Bernard Madoff watching TV in his East 64th Street penthouse; photograph from New York Social Diary

Bernard Madoff better have enough coin to pay his cable bills, 'cause he'll be at home a lot more: His new bail agreement puts him under 24 hour house arrest, with security guards (that Madoff must pay), in order to "prevent harm or flight." The harm would be reports of death threats; the flight would be, oh, running from investors big and small who are upset he lost, cumulatively, billions.

Know who else is annoyed at Madoff? Indirectly, letter carrier Perry Pecorino, whose route is totally blocked by the media swarm. Pecorino told Bloomberg News, "It’s only on this corner where I have a problem. You gotta fight through the people, going in and out of the building. Everybody’s in the way." While some neighbors are upset with the unwanted attention, a store clerk at Pylones is thrilled, since tourists come in and ask what's going on, "They’re asking questions, but they’re shopping at the same time."

Reports of charities being hit hard by Madoff's doings continue: The Elie Wiesel Foundation for Humanity has essentially lost all of its funds, while the Picower Foundation, which donated to the New York Public Library, is closing. The Anti-Defamation League reports that Madoff's $50 billion Ponzi scheme has inspired more anti-Semitism. The ADL's Abe Foxman said, "Jews are always a convenient scapegoat in times of crisis, but the Madoff scandal and the fact that so many of the defrauded investors are Jewish has created a perfect storm for the anti-Semites."

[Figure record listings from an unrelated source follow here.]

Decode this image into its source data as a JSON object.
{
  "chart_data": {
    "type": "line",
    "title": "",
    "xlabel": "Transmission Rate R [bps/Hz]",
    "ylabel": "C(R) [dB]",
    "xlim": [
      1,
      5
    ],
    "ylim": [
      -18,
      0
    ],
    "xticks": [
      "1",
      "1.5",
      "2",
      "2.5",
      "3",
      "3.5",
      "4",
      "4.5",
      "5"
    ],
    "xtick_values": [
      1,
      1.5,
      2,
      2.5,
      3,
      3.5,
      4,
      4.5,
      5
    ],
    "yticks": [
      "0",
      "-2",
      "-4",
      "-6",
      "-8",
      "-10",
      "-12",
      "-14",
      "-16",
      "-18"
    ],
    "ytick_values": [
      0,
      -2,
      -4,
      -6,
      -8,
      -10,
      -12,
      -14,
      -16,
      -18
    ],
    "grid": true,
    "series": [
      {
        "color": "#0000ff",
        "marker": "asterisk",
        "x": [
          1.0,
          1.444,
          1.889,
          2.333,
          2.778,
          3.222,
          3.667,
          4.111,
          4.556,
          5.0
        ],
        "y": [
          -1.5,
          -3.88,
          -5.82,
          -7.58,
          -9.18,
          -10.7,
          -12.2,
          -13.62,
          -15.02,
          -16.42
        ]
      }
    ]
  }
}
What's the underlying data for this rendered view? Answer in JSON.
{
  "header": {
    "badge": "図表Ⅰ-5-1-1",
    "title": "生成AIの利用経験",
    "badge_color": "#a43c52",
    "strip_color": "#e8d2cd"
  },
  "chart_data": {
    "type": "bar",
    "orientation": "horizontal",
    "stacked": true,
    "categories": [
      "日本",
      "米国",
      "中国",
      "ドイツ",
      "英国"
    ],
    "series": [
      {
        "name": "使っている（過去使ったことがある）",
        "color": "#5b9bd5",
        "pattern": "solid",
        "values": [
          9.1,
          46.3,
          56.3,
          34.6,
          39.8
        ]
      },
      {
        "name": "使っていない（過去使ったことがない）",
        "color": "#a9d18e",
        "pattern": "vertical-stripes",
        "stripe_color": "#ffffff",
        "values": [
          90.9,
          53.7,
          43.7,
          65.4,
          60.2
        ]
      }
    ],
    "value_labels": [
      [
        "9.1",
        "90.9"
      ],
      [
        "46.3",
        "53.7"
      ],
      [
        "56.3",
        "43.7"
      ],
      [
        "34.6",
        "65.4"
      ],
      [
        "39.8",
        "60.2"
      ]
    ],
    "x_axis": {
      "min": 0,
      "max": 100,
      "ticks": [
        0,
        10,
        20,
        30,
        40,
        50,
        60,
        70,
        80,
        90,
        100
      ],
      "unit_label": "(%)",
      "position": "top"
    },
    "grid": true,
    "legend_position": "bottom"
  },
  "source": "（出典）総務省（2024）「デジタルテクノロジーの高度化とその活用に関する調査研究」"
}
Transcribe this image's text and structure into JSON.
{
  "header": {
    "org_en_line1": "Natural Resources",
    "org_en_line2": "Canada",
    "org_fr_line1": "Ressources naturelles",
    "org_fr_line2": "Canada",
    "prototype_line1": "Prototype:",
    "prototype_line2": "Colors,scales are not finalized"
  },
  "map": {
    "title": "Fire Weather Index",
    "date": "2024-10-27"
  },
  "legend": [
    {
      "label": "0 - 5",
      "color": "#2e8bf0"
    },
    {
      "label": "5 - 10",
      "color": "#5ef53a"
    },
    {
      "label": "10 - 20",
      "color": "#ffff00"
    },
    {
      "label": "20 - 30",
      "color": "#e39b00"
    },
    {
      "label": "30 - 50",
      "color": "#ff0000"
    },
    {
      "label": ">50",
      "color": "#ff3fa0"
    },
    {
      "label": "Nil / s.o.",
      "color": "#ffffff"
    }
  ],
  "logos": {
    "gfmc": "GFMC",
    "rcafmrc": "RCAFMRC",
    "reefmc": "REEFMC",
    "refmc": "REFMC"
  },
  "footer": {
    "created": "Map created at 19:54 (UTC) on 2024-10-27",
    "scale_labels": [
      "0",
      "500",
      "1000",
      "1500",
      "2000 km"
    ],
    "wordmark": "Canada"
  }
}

The NY Times has an extensive article that looks at the reach of the Madoff scandal, which might be the first "truly global" Ponzi scheme. A Swiss hedge fund manager recalled a Madoff Securities salesman's pitch, "He told me the fund was closed, that it was something I couldn’t buy. But he told me he might have a way to get me in. It was weird." And don't worry: The Madoff scam will most likely be referenced in the upcoming sequel to Wall Street.